From Autism to Alzheimer’s

There’s still hope in pharmaceuticals. Active research on elements so fundamental to our biology that they're implicated in health and illness, from neurodevelopment to neurodegeneration, are being targeted for their wide implications. One such process is the elemental calcium shuttling between and inside cells that often acts as a key to unlocking a variety of cellular functions.
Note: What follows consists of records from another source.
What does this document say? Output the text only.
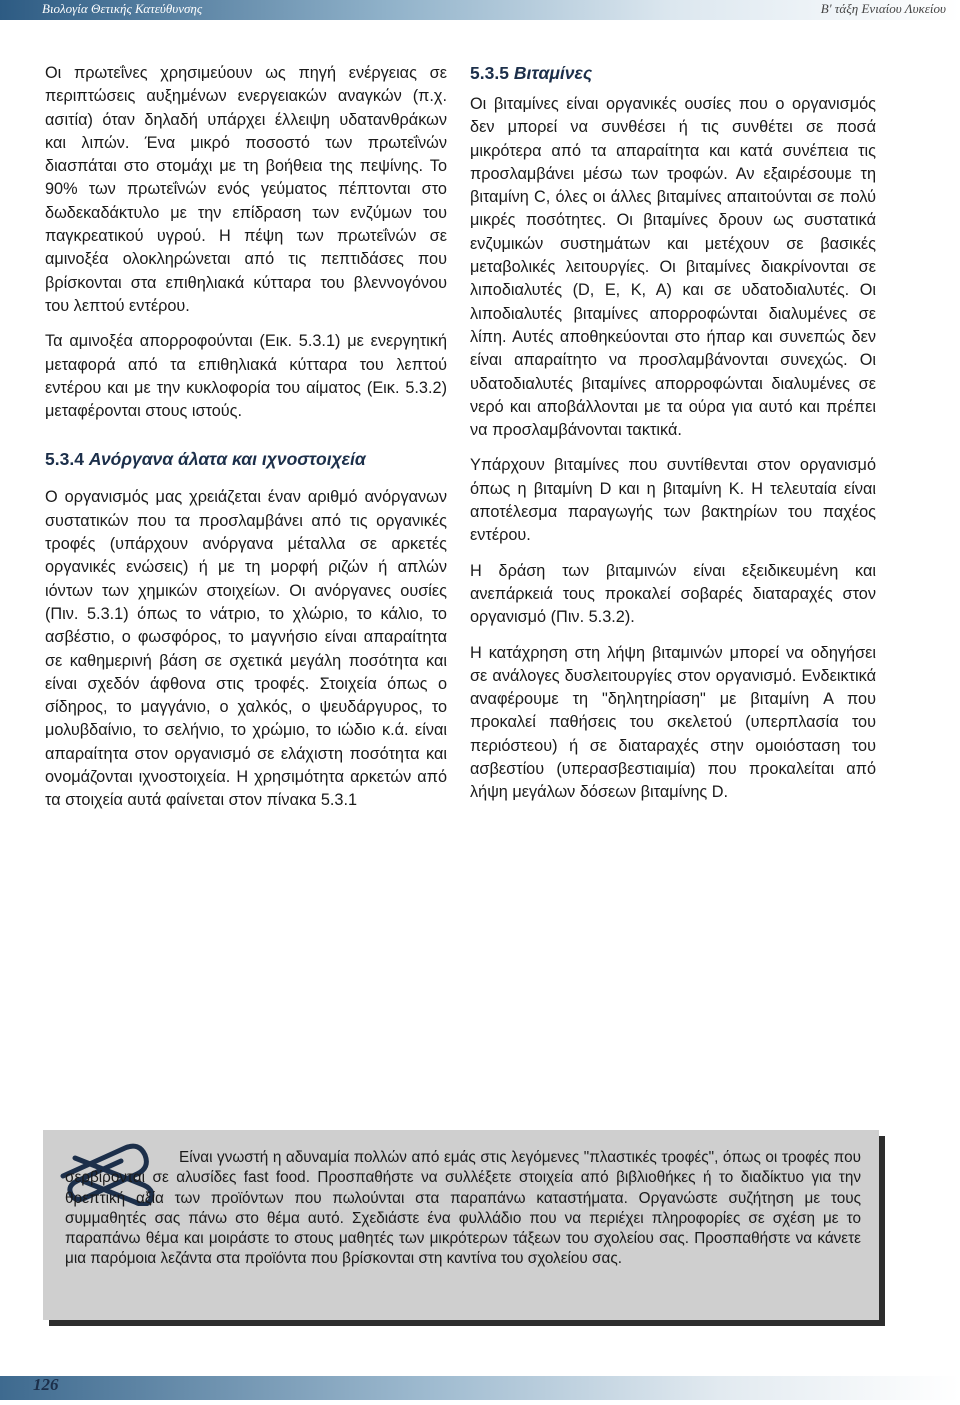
Βιολογία Θετικής Κατεύθυνσης	Β' τάξη Ενιαίου Λυκείου

Οι πρωτεΐνες χρησιμεύουν ως πηγή ενέργειας σε περιπτώσεις αυξημένων ενεργειακών αναγκών (π.χ. ασιτία) όταν δηλαδή υπάρχει έλλειψη υδατανθράκων και λιπών. Ένα μικρό ποσοστό των πρωτεΐνών διασπάται στο στομάχι με τη βοήθεια της πεψίνης. Το 90% των πρωτεΐνών ενός γεύματος πέπτονται στο δωδεκαδάκτυλο με την επίδραση των ενζύμων του παγκρεατικού υγρού. Η πέψη των πρωτεΐνών σε αμινοξέα ολοκληρώνεται από τις πεπτιδάσες που βρίσκονται στα επιθηλιακά κύτταρα του βλεννογόνου του λεπτού εντέρου.

Τα αμινοξέα απορροφούνται (Εικ. 5.3.1) με ενεργητική μεταφορά από τα επιθηλιακά κύτταρα του λεπτού εντέρου και με την κυκλοφορία του αίματος (Εικ. 5.3.2) μεταφέρονται στους ιστούς.

5.3.4 Ανόργανα άλατα και ιχνοστοιχεία

Ο οργανισμός μας χρειάζεται έναν αριθμό ανόργανων συστατικών που τα προσλαμβάνει από τις οργανικές τροφές (υπάρχουν ανόργανα μέταλλα σε αρκετές οργανικές ενώσεις) ή με τη μορφή ριζών ή απλών ιόντων των χημικών στοιχείων. Οι ανόργανες ουσίες (Πιν. 5.3.1) όπως το νάτριο, το χλώριο, το κάλιο, το ασβέστιο, ο φωσφόρος, το μαγνήσιο είναι απαραίτητα σε καθημερινή βάση σε σχετικά μεγάλη ποσότητα και είναι σχεδόν άφθονα στις τροφές. Στοιχεία όπως ο σίδηρος, το μαγγάνιο, ο χαλκός, ο ψευδάργυρος, το μολυβδαίνιο, το σελήνιο, το χρώμιο, το ιώδιο κ.ά. είναι απαραίτητα στον οργανισμό σε ελάχιστη ποσότητα και ονομάζονται ιχνοστοιχεία. Η χρησιμότητα αρκετών από τα στοιχεία αυτά φαίνεται στον πίνακα 5.3.1

5.3.5 Βιταμίνες

Οι βιταμίνες είναι οργανικές ουσίες που ο οργανισμός δεν μπορεί να συνθέσει ή τις συνθέτει σε ποσά μικρότερα από τα απαραίτητα και κατά συνέπεια τις προσλαμβάνει μέσω των τροφών. Αν εξαιρέσουμε τη βιταμίνη C, όλες οι άλλες βιταμίνες απαιτούνται σε πολύ μικρές ποσότητες. Οι βιταμίνες δρουν ως συστατικά ενζυμικών συστημάτων και μετέχουν σε βασικές μεταβολικές λειτουργίες. Οι βιταμίνες διακρίνονται σε λιποδιαλυτές (D, E, K, A) και σε υδατοδιαλυτές. Οι λιποδιαλυτές βιταμίνες απορροφώνται διαλυμένες σε λίπη. Αυτές αποθηκεύονται στο ήπαρ και συνεπώς δεν είναι απαραίτητο να προσλαμβάνονται συνεχώς. Οι υδατοδιαλυτές βιταμίνες απορροφώνται διαλυμένες σε νερό και αποβάλλονται με τα ούρα για αυτό και πρέπει να προσλαμβάνονται τακτικά.

Υπάρχουν βιταμίνες που συντίθενται στον οργανισμό όπως η βιταμίνη D και η βιταμίνη K. Η τελευταία είναι αποτέλεσμα παραγωγής των βακτηρίων του παχέος εντέρου.

Η δράση των βιταμινών είναι εξειδικευμένη και ανεπάρκειά τους προκαλεί σοβαρές διαταραχές στον οργανισμό (Πιν. 5.3.2).

Η κατάχρηση στη λήψη βιταμινών μπορεί να οδηγήσει σε ανάλογες δυσλειτουργίες στον οργανισμό. Ενδεικτικά αναφέρουμε τη "δηλητηρίαση" με βιταμίνη A που προκαλεί παθήσεις του σκελετού (υπερπλασία του περιόστεου) ή σε διαταραχές στην ομοιόσταση του ασβεστίου (υπερασβεστιαιμία) που προκαλείται από λήψη μεγάλων δόσεων βιταμίνης D.

Είναι γνωστή η αδυναμία πολλών από εμάς στις λεγόμενες "πλαστικές τροφές", όπως οι τροφές που σερβίρονται σε αλυσίδες fast food. Προσπαθήστε να συλλέξετε στοιχεία από βιβλιοθήκες ή το διαδίκτυο για την θρεπτική αξία των προϊόντων που πωλούνται στα παραπάνω καταστήματα. Οργανώστε συζήτηση με τους συμμαθητές σας πάνω στο θέμα αυτό. Σχεδιάστε ένα φυλλάδιο που να περιέχει πληροφορίες σε σχέση με το παραπάνω θέμα και μοιράστε το στους μαθητές των μικρότερων τάξεων του σχολείου σας. Προσπαθήστε να κάνετε μια παρόμοια λεζάντα στα προϊόντα που βρίσκονται στη καντίνα του σχολείου σας.
126
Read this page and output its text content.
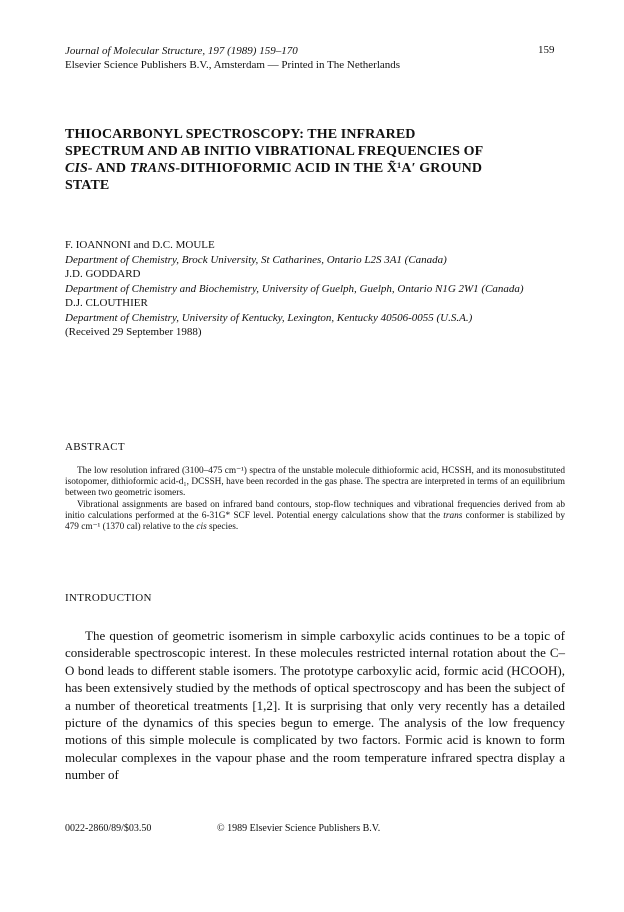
Journal of Molecular Structure, 197 (1989) 159–170
Elsevier Science Publishers B.V., Amsterdam — Printed in The Netherlands
159
THIOCARBONYL SPECTROSCOPY: THE INFRARED
SPECTRUM AND AB INITIO VIBRATIONAL FREQUENCIES OF
CIS- AND TRANS-DITHIOFORMIC ACID IN THE X̃¹A′ GROUND
STATE
F. IOANNONI and D.C. MOULE
Department of Chemistry, Brock University, St Catharines, Ontario L2S 3A1 (Canada)
J.D. GODDARD
Department of Chemistry and Biochemistry, University of Guelph, Guelph, Ontario N1G 2W1 (Canada)
D.J. CLOUTHIER
Department of Chemistry, University of Kentucky, Lexington, Kentucky 40506-0055 (U.S.A.)
(Received 29 September 1988)
ABSTRACT

The low resolution infrared (3100–475 cm⁻¹) spectra of the unstable molecule dithioformic acid, HCSSH, and its monosubstituted isotopomer, dithioformic acid-d₁, DCSSH, have been recorded in the gas phase. The spectra are interpreted in terms of an equilibrium between two geometric isomers.

Vibrational assignments are based on infrared band contours, stop-flow techniques and vibrational frequencies derived from ab initio calculations performed at the 6-31G* SCF level. Potential energy calculations show that the trans conformer is stabilized by 479 cm⁻¹ (1370 cal) relative to the cis species.

INTRODUCTION

The question of geometric isomerism in simple carboxylic acids continues to be a topic of considerable spectroscopic interest. In these molecules restricted internal rotation about the C–O bond leads to different stable isomers. The prototype carboxylic acid, formic acid (HCOOH), has been extensively studied by the methods of optical spectroscopy and has been the subject of a number of theoretical treatments [1,2]. It is surprising that only very recently has a detailed picture of the dynamics of this species begun to emerge. The analysis of the low frequency motions of this simple molecule is complicated by two factors. Formic acid is known to form molecular complexes in the vapour phase and the room temperature infrared spectra display a number of

0022-2860/89/$03.50	© 1989 Elsevier Science Publishers B.V.
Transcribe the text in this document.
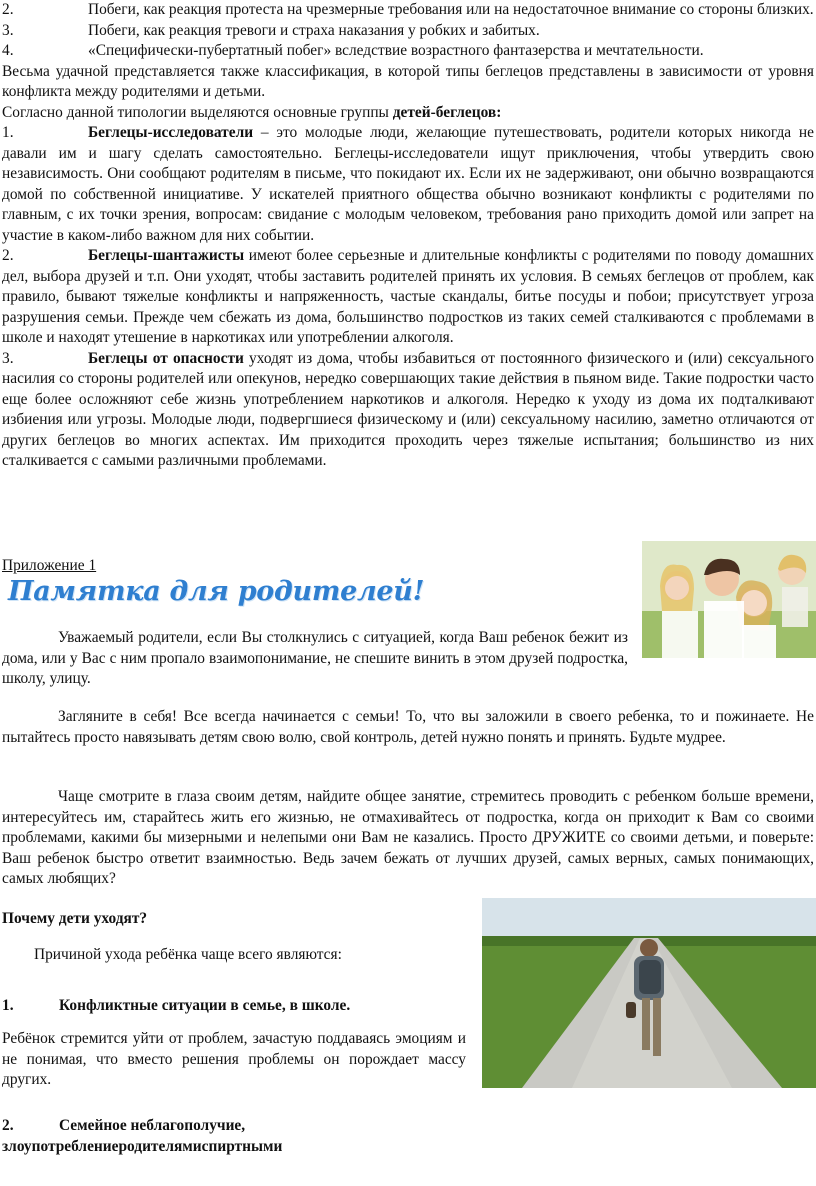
2.	Побеги, как реакция протеста на чрезмерные требования или на недостаточное внимание со стороны близких.

3.	Побеги, как реакция тревоги и страха наказания у робких и забитых.

4.	«Специфически-пубертатный побег» вследствие возрастного фантазерства и мечтательности.

Весьма удачной представляется также классификация, в которой типы беглецов представлены в зависимости от уровня конфликта между родителями и детьми.

Согласно данной типологии выделяются основные группы детей-беглецов:

1.	Беглецы-исследователи – это молодые люди, желающие путешествовать, родители которых никогда не давали им и шагу сделать самостоятельно. Беглецы-исследователи ищут приключения, чтобы утвердить свою независимость. Они сообщают родителям в письме, что покидают их. Если их не задерживают, они обычно возвращаются домой по собственной инициативе. У искателей приятного общества обычно возникают конфликты с родителями по главным, с их точки зрения, вопросам: свидание с молодым человеком, требования рано приходить домой или запрет на участие в каком-либо важном для них событии.

2.	Беглецы-шантажисты имеют более серьезные и длительные конфликты с родителями по поводу домашних дел, выбора друзей и т.п. Они уходят, чтобы заставить родителей принять их условия. В семьях беглецов от проблем, как правило, бывают тяжелые конфликты и напряженность, частые скандалы, битье посуды и побои; присутствует угроза разрушения семьи. Прежде чем сбежать из дома, большинство подростков из таких семей сталкиваются с проблемами в школе и находят утешение в наркотиках или употреблении алкоголя.

3.	Беглецы от опасности уходят из дома, чтобы избавиться от постоянного физического и (или) сексуального насилия со стороны родителей или опекунов, нередко совершающих такие действия в пьяном виде. Такие подростки часто еще более осложняют себе жизнь употреблением наркотиков и алкоголя. Нередко к уходу из дома их подталкивают избиения или угрозы. Молодые люди, подвергшиеся физическому и (или) сексуальному насилию, заметно отличаются от других беглецов во многих аспектах. Им приходится проходить через тяжелые испытания; большинство из них сталкивается с самыми различными проблемами.

Приложение 1
Памятка для родителей!

Уважаемый родители, если Вы столкнулись с ситуацией, когда Ваш ребенок бежит из дома, или у Вас с ним пропало взаимопонимание, не спешите винить в этом друзей подростка, школу, улицу.

Загляните в себя! Все всегда начинается с семьи! То, что вы заложили в своего ребенка, то и пожинаете. Не пытайтесь просто навязывать детям свою волю, свой контроль, детей нужно понять и принять. Будьте мудрее.

Чаще смотрите в глаза своим детям, найдите общее занятие, стремитесь проводить с ребенком больше времени, интересуйтесь им, старайтесь жить его жизнью, не отмахивайтесь от подростка, когда он приходит к Вам со своими проблемами, какими бы мизерными и нелепыми они Вам не казались. Просто ДРУЖИТЕ со своими детьми, и поверьте: Ваш ребенок быстро ответит взаимностью. Ведь зачем бежать от лучших друзей, самых верных, самых понимающих, самых любящих?

Почему дети уходят?
Причиной ухода ребёнка чаще всего являются:
1.	Конфликтные ситуации в семье, в школе.
Ребёнок стремится уйти от проблем, зачастую поддаваясь эмоциям и не понимая, что вместо решения проблемы он порождает массу других.
2.	Семейное неблагополучие,
злоупотреблениеродителямиспиртными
One special receptor, the sigma-1 receptor can regulate this intracellular calcium signaling, along with a host of other functions such as neurotransmitter release, inflammation, cellular differentiation, neuronal survival and synaptogenesis. When its gene is mutated, devastation in the body occurs, in the form of ALS (remember the ice bucket challenge?). It’s also linked to a number of diseases including Alzheimer's disease, Parkinson's disease, ALS, Huntington's disease, stroke/ischemia, pain/neuropathic pain, and even Autism Spectrum Disorder. To top it off, the recently determined structure reveals it is a relatively ‘promiscuous’ one, meaning a variety of compounds can bind to it, no problem. It’s no wonder this is curious receptor is becoming increasingly researched as a therapeutic target. In fact, there are even clinical trials underway for potential therapies.

Perhaps a shotgun approach, rather than focusing on a single element, will allow next-generation drugs to make some real progress.

Today, finding adequate therapies for dementia and neurodegenerative diseases is even more pressing than when I was in grad school. The global cost of dementia alone has recently been estimated to be $818 billion. As the number of people living with Alzheimer's disease is expected to almost triple by 2050, the race is on to find a treatment that can prevent or slow the condition. The good news is, we may have the best weapon to prevent or reverse the damage in our own brain.